The bigger problem for Gray was that the explosion security detail in the mine had been greatly reduced so that more prisoners might be placed on the production lines. The Imperial cause was desperate at this point. What was needed was coal. And since it was primarily Allied prisoners down in those laterals, mixed with some Chinese prisoners and privates like me—all three of those groups largely expendable to the Emperor—the executive decision was to compromise safety in favor of elevated production. They, in fact, reduced the detail down to one: Gray!
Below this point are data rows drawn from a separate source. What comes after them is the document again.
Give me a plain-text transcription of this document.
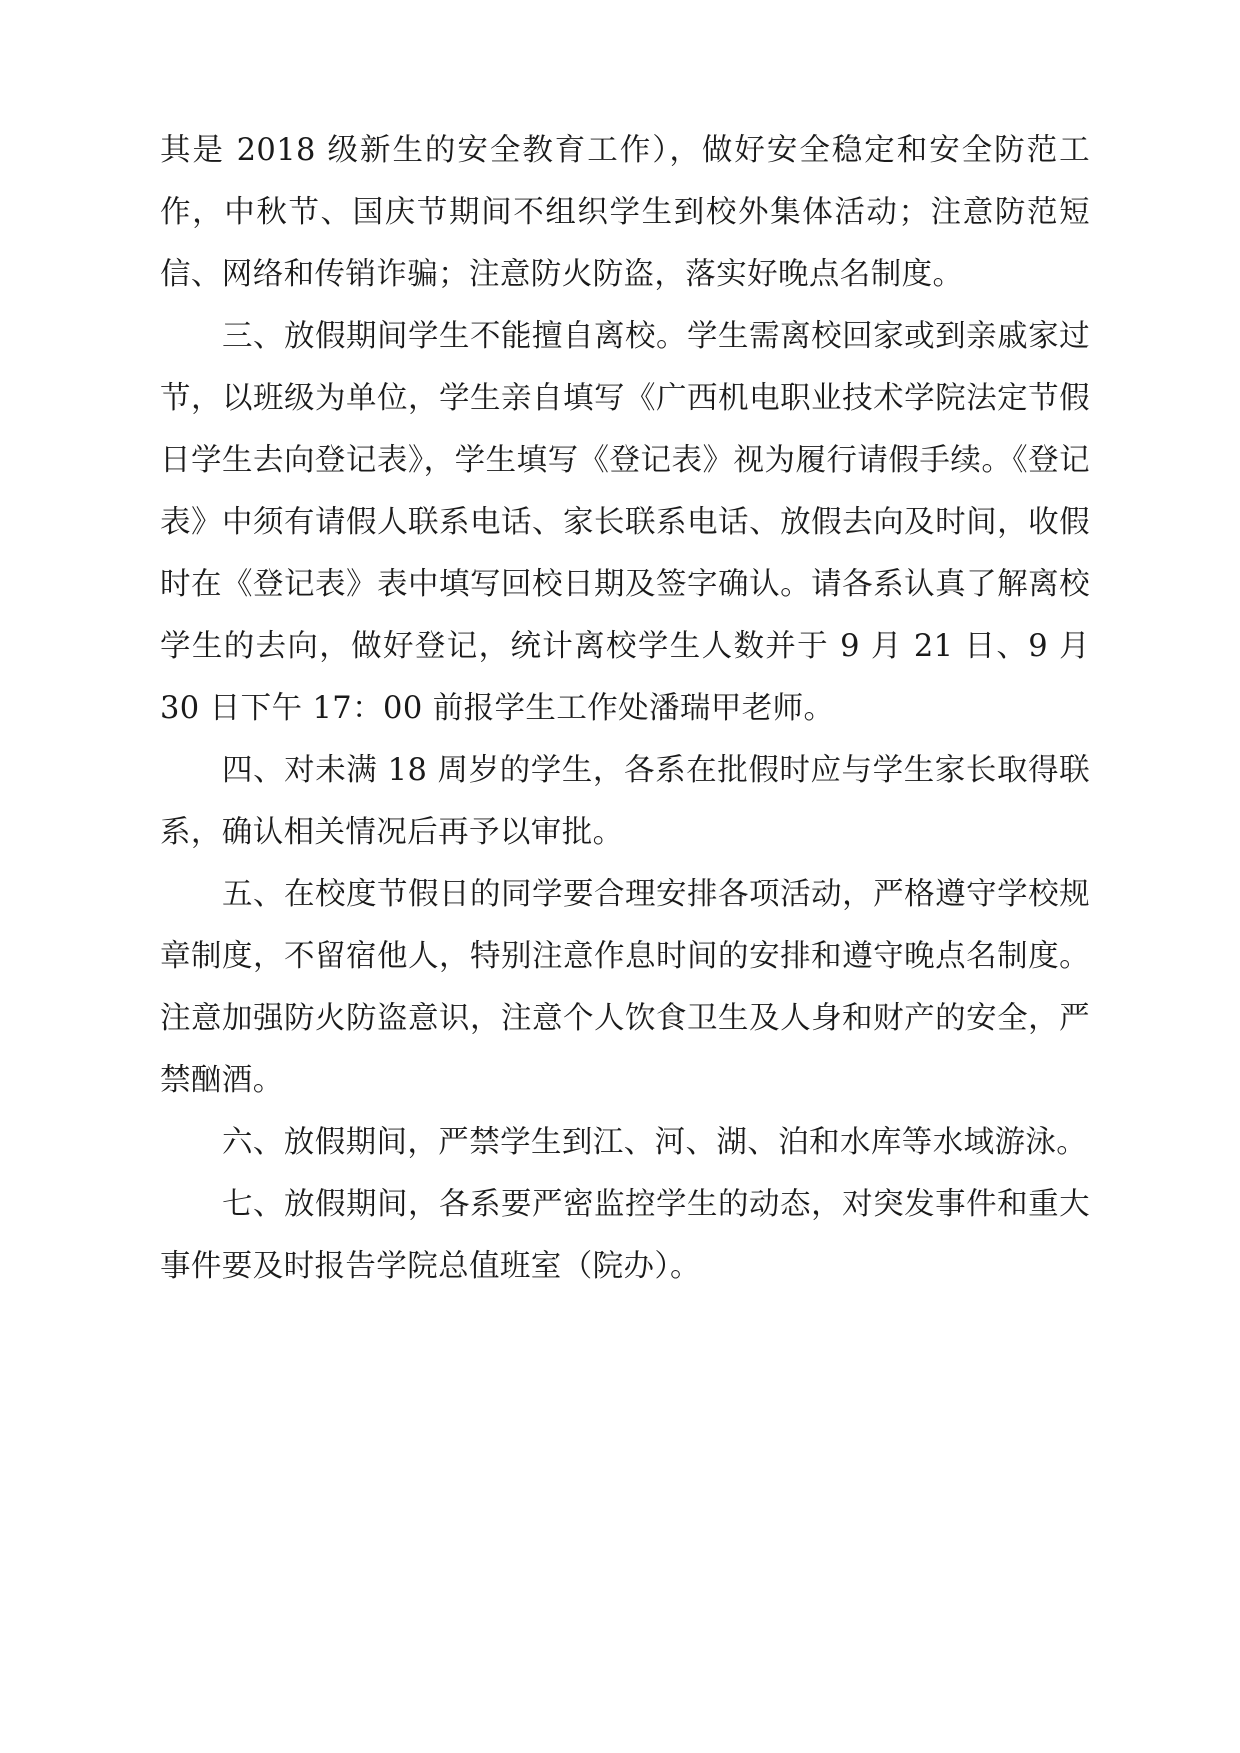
其是 2018 级新生的安全教育工作），做好安全稳定和安全防范工作，中秋节、国庆节期间不组织学生到校外集体活动；注意防范短信、网络和传销诈骗；注意防火防盗，落实好晚点名制度。

三、放假期间学生不能擅自离校。学生需离校回家或到亲戚家过节，以班级为单位，学生亲自填写《广西机电职业技术学院法定节假日学生去向登记表》，学生填写《登记表》视为履行请假手续。《登记表》中须有请假人联系电话、家长联系电话、放假去向及时间，收假时在《登记表》表中填写回校日期及签字确认。请各系认真了解离校学生的去向，做好登记，统计离校学生人数并于 9 月 21 日、9 月 30 日下午 17：00 前报学生工作处潘瑞甲老师。

四、对未满 18 周岁的学生，各系在批假时应与学生家长取得联系，确认相关情况后再予以审批。

五、在校度节假日的同学要合理安排各项活动，严格遵守学校规章制度，不留宿他人，特别注意作息时间的安排和遵守晚点名制度。注意加强防火防盗意识，注意个人饮食卫生及人身和财产的安全，严禁酗酒。

六、放假期间，严禁学生到江、河、湖、泊和水库等水域游泳。

七、放假期间，各系要严密监控学生的动态，对突发事件和重大事件要及时报告学院总值班室（院办）。
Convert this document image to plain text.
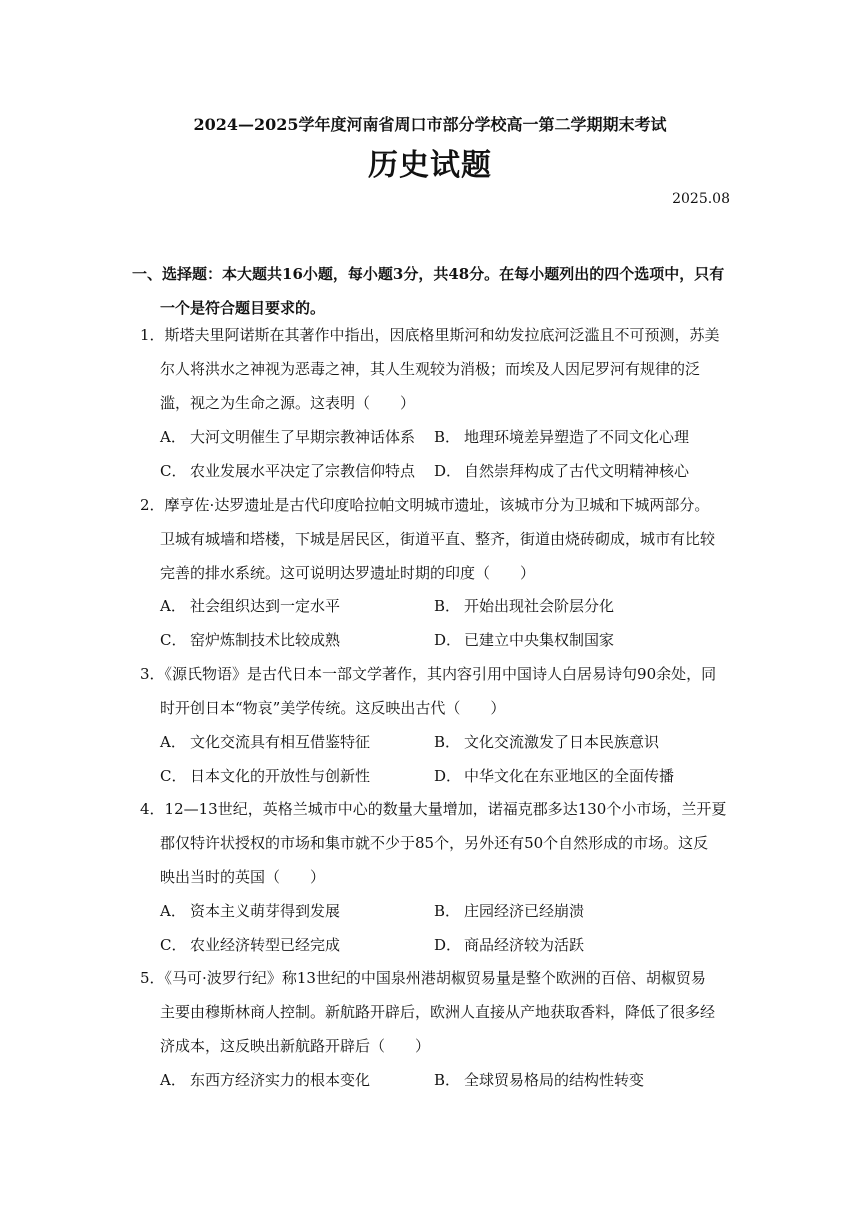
2024—2025学年度河南省周口市部分学校高一第二学期期末考试
历史试题
2025.08
一、选择题：本大题共16小题，每小题3分，共48分。在每小题列出的四个选项中，只有
一个是符合题目要求的。
1．斯塔夫里阿诺斯在其著作中指出，因底格里斯河和幼发拉底河泛滥且不可预测，苏美
尔人将洪水之神视为恶毒之神，其人生观较为消极；而埃及人因尼罗河有规律的泛
滥，视之为生命之源。这表明（　　）
A． 大河文明催生了早期宗教神话体系	B． 地理环境差异塑造了不同文化心理
C． 农业发展水平决定了宗教信仰特点	D． 自然崇拜构成了古代文明精神核心
2．摩亨佐·达罗遗址是古代印度哈拉帕文明城市遗址，该城市分为卫城和下城两部分。
卫城有城墙和塔楼，下城是居民区，街道平直、整齐，街道由烧砖砌成，城市有比较
完善的排水系统。这可说明达罗遗址时期的印度（　　）
A． 社会组织达到一定水平	B． 开始出现社会阶层分化
C． 窑炉炼制技术比较成熟	D． 已建立中央集权制国家
3．《源氏物语》是古代日本一部文学著作，其内容引用中国诗人白居易诗句90余处，同
时开创日本“物哀”美学传统。这反映出古代（　　）
A． 文化交流具有相互借鉴特征	B． 文化交流激发了日本民族意识
C． 日本文化的开放性与创新性	D． 中华文化在东亚地区的全面传播
4．12—13世纪，英格兰城市中心的数量大量增加，诺福克郡多达130个小市场，兰开夏
郡仅特许状授权的市场和集市就不少于85个，另外还有50个自然形成的市场。这反
映出当时的英国（　　）
A． 资本主义萌芽得到发展	B． 庄园经济已经崩溃
C． 农业经济转型已经完成	D． 商品经济较为活跃
5．《马可·波罗行纪》称13世纪的中国泉州港胡椒贸易量是整个欧洲的百倍、胡椒贸易
主要由穆斯林商人控制。新航路开辟后，欧洲人直接从产地获取香料，降低了很多经
济成本，这反映出新航路开辟后（　　）
A． 东西方经济实力的根本变化	B． 全球贸易格局的结构性转变
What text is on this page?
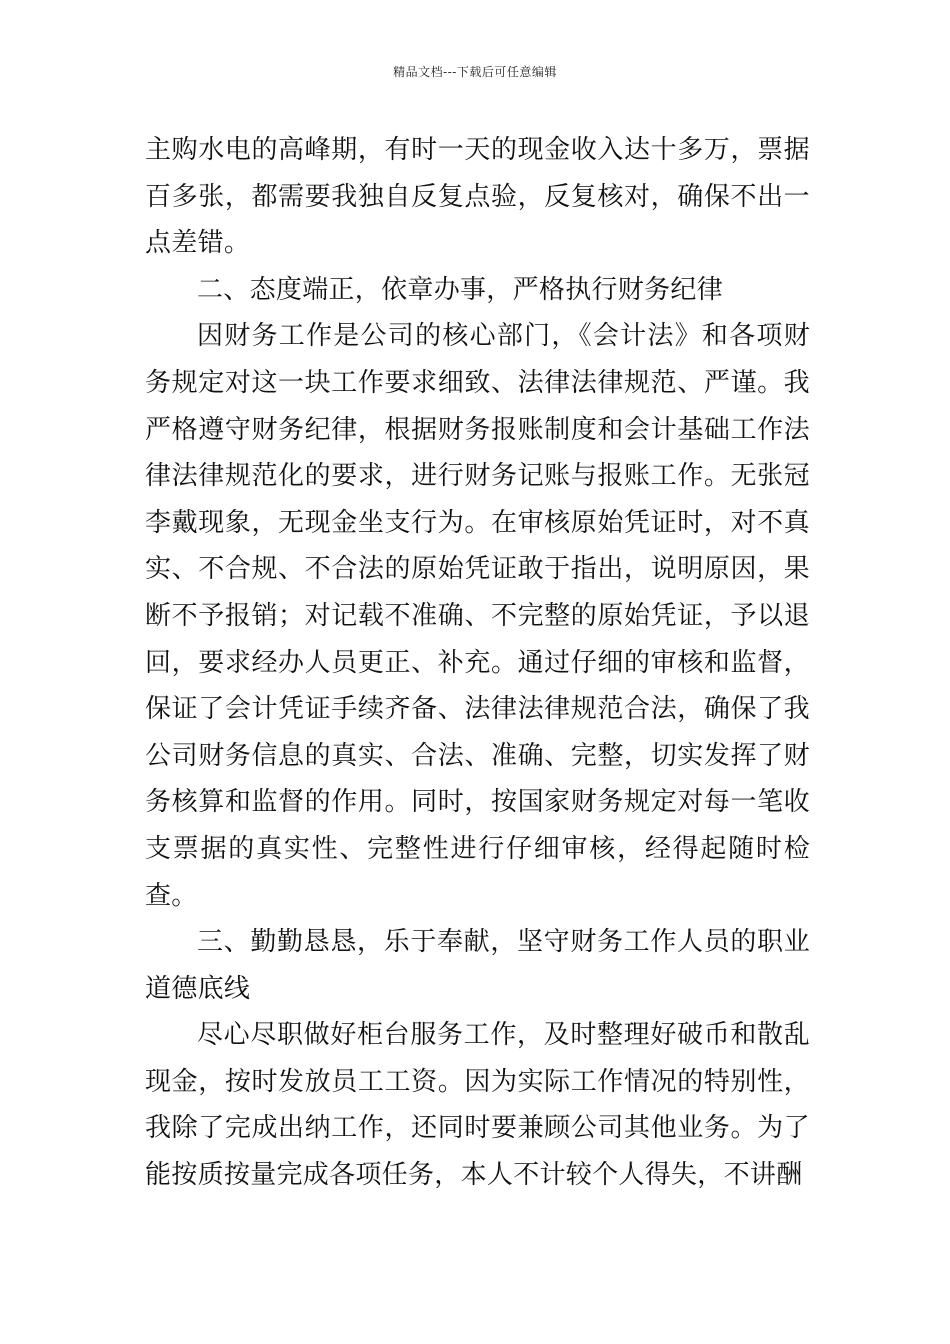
精品文档---下载后可任意编辑

主购水电的高峰期，有时一天的现金收入达十多万，票据百多张，都需要我独自反复点验，反复核对，确保不出一点差错。

二、态度端正，依章办事，严格执行财务纪律

因财务工作是公司的核心部门，《会计法》和各项财务规定对这一块工作要求细致、法律法律规范、严谨。我严格遵守财务纪律，根据财务报账制度和会计基础工作法律法律规范化的要求，进行财务记账与报账工作。无张冠李戴现象，无现金坐支行为。在审核原始凭证时，对不真实、不合规、不合法的原始凭证敢于指出，说明原因，果断不予报销；对记载不准确、不完整的原始凭证，予以退回，要求经办人员更正、补充。通过仔细的审核和监督，保证了会计凭证手续齐备、法律法律规范合法，确保了我公司财务信息的真实、合法、准确、完整，切实发挥了财务核算和监督的作用。同时，按国家财务规定对每一笔收支票据的真实性、完整性进行仔细审核，经得起随时检查。

三、勤勤恳恳，乐于奉献，坚守财务工作人员的职业道德底线

尽心尽职做好柜台服务工作，及时整理好破币和散乱现金，按时发放员工工资。因为实际工作情况的特别性，我除了完成出纳工作，还同时要兼顾公司其他业务。为了能按质按量完成各项任务，本人不计较个人得失，不讲酬
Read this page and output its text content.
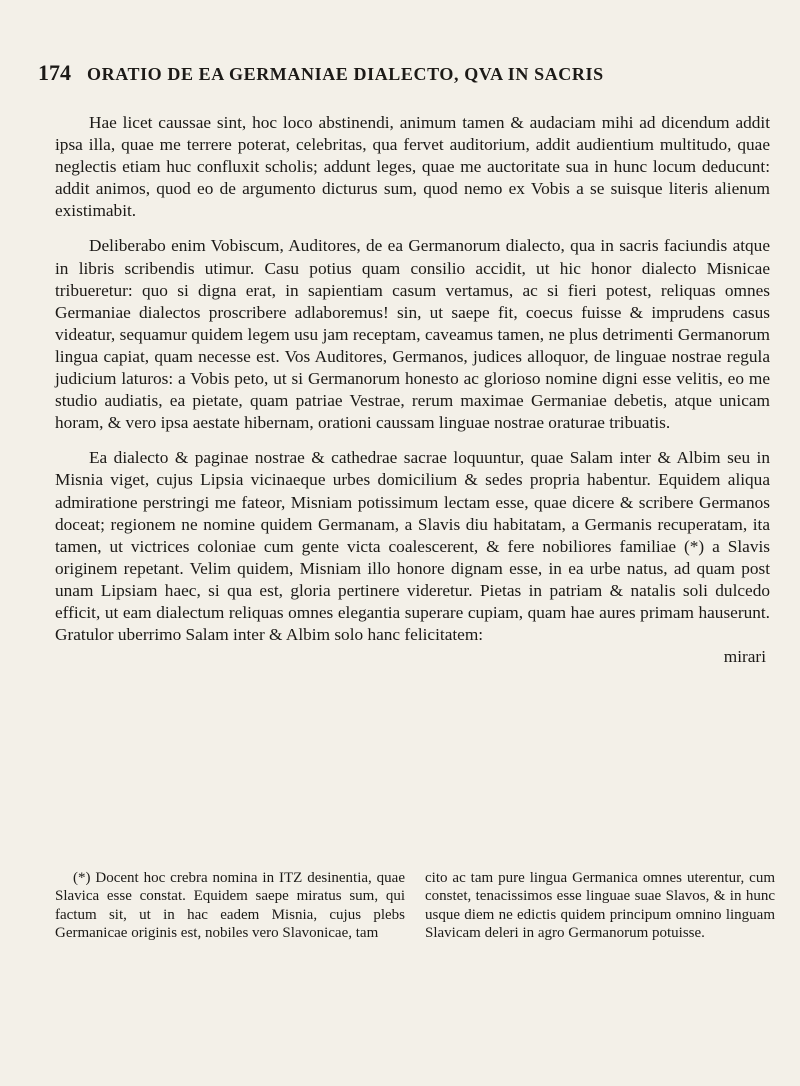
174 ORATIO DE EA GERMANIAE DIALECTO, QVA IN SACRIS

Hae licet caussae sint, hoc loco abstinendi, animum tamen & audaciam mihi ad dicendum addit ipsa illa, quae me terrere poterat, celebritas, qua fervet auditorium, addit audientium multitudo, quae neglectis etiam huc confluxit scholis; addunt leges, quae me auctoritate sua in hunc locum deducunt: addit animos, quod eo de argumento dicturus sum, quod nemo ex Vobis a se suisque literis alienum existimabit.

Deliberabo enim Vobiscum, Auditores, de ea Germanorum dialecto, qua in sacris faciundis atque in libris scribendis utimur. Casu potius quam consilio accidit, ut hic honor dialecto Misnicae tribueretur: quo si digna erat, in sapientiam casum vertamus, ac si fieri potest, reliquas omnes Germaniae dialectos proscribere adlaboremus! sin, ut saepe fit, coecus fuisse & imprudens casus videatur, sequamur quidem legem usu jam receptam, caveamus tamen, ne plus detrimenti Germanorum lingua capiat, quam necesse est. Vos Auditores, Germanos, judices alloquor, de linguae nostrae regula judicium laturos: a Vobis peto, ut si Germanorum honesto ac glorioso nomine digni esse velitis, eo me studio audiatis, ea pietate, quam patriae Vestrae, rerum maximae Germaniae debetis, atque unicam horam, & vero ipsa aestate hibernam, orationi caussam linguae nostrae oraturae tribuatis.

Ea dialecto & paginae nostrae & cathedrae sacrae loquuntur, quae Salam inter & Albim seu in Misnia viget, cujus Lipsia vicinaeque urbes domicilium & sedes propria habentur. Equidem aliqua admiratione perstringi me fateor, Misniam potissimum lectam esse, quae dicere & scribere Germanos doceat; regionem ne nomine quidem Germanam, a Slavis diu habitatam, a Germanis recuperatam, ita tamen, ut victrices coloniae cum gente victa coalescerent, & fere nobiliores familiae (*) a Slavis originem repetant. Velim quidem, Misniam illo honore dignam esse, in ea urbe natus, ad quam post unam Lipsiam haec, si qua est, gloria pertinere videretur. Pietas in patriam & natalis soli dulcedo efficit, ut eam dialectum reliquas omnes elegantia superare cupiam, quam hae aures primam hauserunt. Gratulor uberrimo Salam inter & Albim solo hanc felicitatem:

mirari
(*) Docent hoc crebra nomina in ITZ desinentia, quae Slavica esse constat. Equidem saepe miratus sum, qui factum sit, ut in hac eadem Misnia, cujus plebs Germanicae originis est, nobiles vero Slavonicae, tam
cito ac tam pure lingua Germanica omnes uterentur, cum constet, tenacissimos esse linguae suae Slavos, & in hunc usque diem ne edictis quidem principum omnino linguam Slavicam deleri in agro Germanorum potuisse.
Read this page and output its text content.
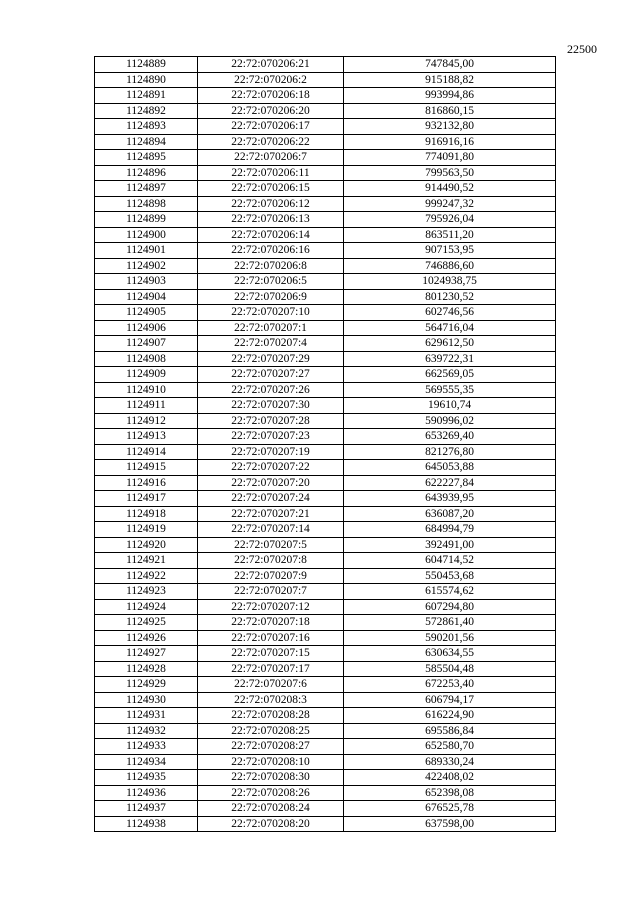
22500
1124889	22:72:070206:21	747845,00
1124890	22:72:070206:2	915188,82
1124891	22:72:070206:18	993994,86
1124892	22:72:070206:20	816860,15
1124893	22:72:070206:17	932132,80
1124894	22:72:070206:22	916916,16
1124895	22:72:070206:7	774091,80
1124896	22:72:070206:11	799563,50
1124897	22:72:070206:15	914490,52
1124898	22:72:070206:12	999247,32
1124899	22:72:070206:13	795926,04
1124900	22:72:070206:14	863511,20
1124901	22:72:070206:16	907153,95
1124902	22:72:070206:8	746886,60
1124903	22:72:070206:5	1024938,75
1124904	22:72:070206:9	801230,52
1124905	22:72:070207:10	602746,56
1124906	22:72:070207:1	564716,04
1124907	22:72:070207:4	629612,50
1124908	22:72:070207:29	639722,31
1124909	22:72:070207:27	662569,05
1124910	22:72:070207:26	569555,35
1124911	22:72:070207:30	19610,74
1124912	22:72:070207:28	590996,02
1124913	22:72:070207:23	653269,40
1124914	22:72:070207:19	821276,80
1124915	22:72:070207:22	645053,88
1124916	22:72:070207:20	622227,84
1124917	22:72:070207:24	643939,95
1124918	22:72:070207:21	636087,20
1124919	22:72:070207:14	684994,79
1124920	22:72:070207:5	392491,00
1124921	22:72:070207:8	604714,52
1124922	22:72:070207:9	550453,68
1124923	22:72:070207:7	615574,62
1124924	22:72:070207:12	607294,80
1124925	22:72:070207:18	572861,40
1124926	22:72:070207:16	590201,56
1124927	22:72:070207:15	630634,55
1124928	22:72:070207:17	585504,48
1124929	22:72:070207:6	672253,40
1124930	22:72:070208:3	606794,17
1124931	22:72:070208:28	616224,90
1124932	22:72:070208:25	695586,84
1124933	22:72:070208:27	652580,70
1124934	22:72:070208:10	689330,24
1124935	22:72:070208:30	422408,02
1124936	22:72:070208:26	652398,08
1124937	22:72:070208:24	676525,78
1124938	22:72:070208:20	637598,00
He was tasked with first wetting down the floors with a fire hose, then spreading rock dust atop it, neither of which were easy tasks. The water mains were along a fixed shaft at one end of the mine, which meant he had to drag the fire hose, thick with water, ever farther into the shaft as he went along. You have to understand, this thing was six inches thick and hundreds of feet long by the time he was done. I can’t imagine where he got the strength and will to continue. He’d balance it atop the ore cart that held his rock dust as he moved from station to station, but hefting it on and off that cart, holding it aloft to spray down the dust, and repeating this process for twelve hours at a time, it was truly an impressive feat, to say nothing of having to move the cart—heavy with rock d
ust—along by hand.
I wondered what Morio was looking for, what he expected or hoped to see in Gray’s actions. For this definitely wasn’t a social call; an officer like Morio didn’t come down to the mine, let alone to the most condemned of the laterals, unless there was a reason for it.
I was utterly absorbed. Everything for the low-level soldier in the Imperial Army was speculation and innuendo. We were told little, so we were constantly trying to piece together what might really be going on. And it was probably of no help that I was hooked on Edogawa Ranpo books before I’d entered the army. Edogawa used to write the most wonderful mysteries. The detective was always Kogoro Akechi, but it was really his sidekick, the boy Kobayashi, that I identified with. Were it not for the War, I’d likely have been a detective, which I suppose would have meant that I would not have ended up being the monk you see before you today. Anyhow, once conscripted, we weren’t allowed any luxuries like Kogoro books, so I quite welcomed this little mystery—if it was one—unfolding before me. It was all so immediate, with such unique characters like Morio and Gray, that I was as engrossed as I’d have been were I sitting back at my home in Kyoto reading one of Kogoro’s books. No doubt I was also simply a bored young soldier, trying to spin the monotony of the day into something worth being interested in.